Phil Seamen

Phil Seamen
Birth name Philip William Seamen
Born (1926-08-28)28 August 1926
Burton upon Trent, Staffordshire, England
Died 13 October 1972(1972-10-13) (aged 46)
Lambeth, South London, England
Genres Jazz, jazz-rock
Occupation(s) Musician
Instruments Drums

Philip William Seamen (28 August 1926, Burton upon Trent 13 October 1972, Lambeth, South London) was an English jazz drummer.

With a solid background in big band music,[1] Seamen played and recorded in a wide range of musical contexts with virtually every key figure of 1950s and 1960s British jazz. Notable examples included Joe Harriott, Tubby Hayes, Stan Tracey, Ronnie Scott, Dick Morrissey, Harold McNair, Don Rendell, Victor Feldman, Dizzy Reece, Tony Coe, Tony Lee, and George Chisholm, among others.

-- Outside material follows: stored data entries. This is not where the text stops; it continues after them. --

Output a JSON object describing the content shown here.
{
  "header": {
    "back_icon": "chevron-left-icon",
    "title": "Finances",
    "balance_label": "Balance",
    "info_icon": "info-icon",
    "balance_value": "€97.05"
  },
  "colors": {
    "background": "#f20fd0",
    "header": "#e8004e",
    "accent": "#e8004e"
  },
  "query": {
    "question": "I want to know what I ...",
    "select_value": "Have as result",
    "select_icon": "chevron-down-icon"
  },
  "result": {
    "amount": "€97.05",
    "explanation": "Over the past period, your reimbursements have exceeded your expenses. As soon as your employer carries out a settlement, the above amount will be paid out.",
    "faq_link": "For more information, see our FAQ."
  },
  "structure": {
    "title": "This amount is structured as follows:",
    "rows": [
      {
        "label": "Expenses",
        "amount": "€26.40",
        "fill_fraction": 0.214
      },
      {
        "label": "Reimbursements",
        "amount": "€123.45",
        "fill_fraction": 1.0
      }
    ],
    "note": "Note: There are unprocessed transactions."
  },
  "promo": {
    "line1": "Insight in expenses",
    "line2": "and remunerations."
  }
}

Later in his career he worked with Alexis Korner and Georgie Fame, and had a spell with Ginger Baker's Air Force, the leader of the band being Seamen's foremost disciple. Drug addiction and alcoholism hampered his career.

Early career

Seamen began playing drums at the age of six, turning professional at the age of 18 by joining Nat Gonella and his Georgians in 1944. He joined the Tommy Sampson Orchestra in 1948, and by 1949, Seamen and tenor saxist Danny Moss had formed a bebop quintet from within the ranks and which was featured on a radio broadcast by the orchestra in September 1949.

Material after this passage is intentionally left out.